You have to know English grammar and AP style to pass the test. I was never a fan of AP style even though it's the chosen style of all modern journalism platforms. Parts of it peeve me, like the forced Oxford comma omission. Aside from that, I don't like chopping my work. I'm a wordy speaker, and that usually flows into my writing. I'm a fan of "archaic" terms, and many of today's editors are not. 

Seven years is still a super-long time to fail a test. In my defense, I will say that the test is heinousMany people complain about its complexity and trickiness. I think none of them took as long as I did to pass it, though. I took grammar refresher courses. I will get an AP stylebook soon. I had a 2016 version, but they change the darn thing every year. 

Oh, and I'm still not a "professional" writer by their standards. Passing the proofreading test is just one part of the process of leveling up. I have to show that I can post consistently flawless work, too. I think the low pay is the reason it's so difficult to do in the content marketing business. That's an honest statement, and it doesn't mean that I don't appreciate the opportunities I've had. The pay is super-low, and many people don't have the will or patience to stay because it takes a lot of work to make a regular paycheck. It's hard if you're not at top level.
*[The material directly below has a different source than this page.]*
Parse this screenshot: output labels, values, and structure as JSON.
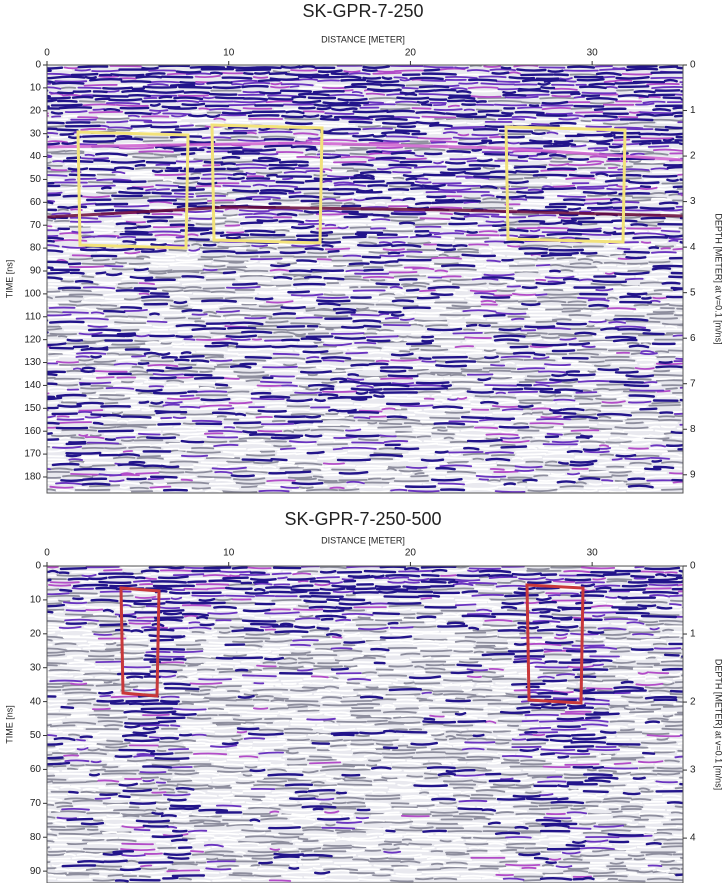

Lower-level writers probably post flawed material because they try to compensate for the low pay with speed and churn. Personally, I spend far more time on projects that pay well than I do on nickel-and-dime items. It makes sense, right? I have no problem spending a few hours on something that pays $50. I will not have that same passion and undying dedication for something that pays $5. I think no one would. So, decent writers appear to be horrible writers because they type too fast and don't edit enough. They're trying to make a living in an industry that's not exactly writer-friendly. 

Here's a little something from the irrelevancy box: I think I will scream the next time someone asks me why I moved here and if I have "family" here. I think I will really scream. I shouldn't have to explain my choice to live somewhere where I don't have "family." It's a free country, or at least it's supposed to be. Secondly, not everyone has a close-knit family, so not everyone wants to live where they grew up or whatever. 
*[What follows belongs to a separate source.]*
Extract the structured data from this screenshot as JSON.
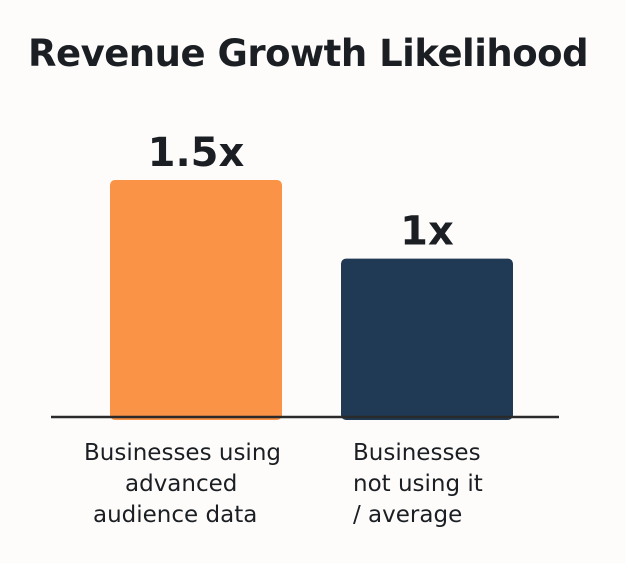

Aside from that, I have already been living here for three years if I round it off. I didn't just get here yesterday. Haven't I told this story already? Haven't I answered, "Where are you from?" 100 times already? NO, I'm not from here. NO, I don't have family here. NO, I was not born here. NO, I don't have a husband, boyfriend, mate, lover, friend, or anything else. NO, I don't have a desire to go back to where my parents raised me. 

Can we please talk about where I'm at instead of where I was? Can we talk about who I am now instead of who I used to be? Better yet, let's talk about the future. One day, the future will be bright, and it will eliminate all the ugliness that exists in the world.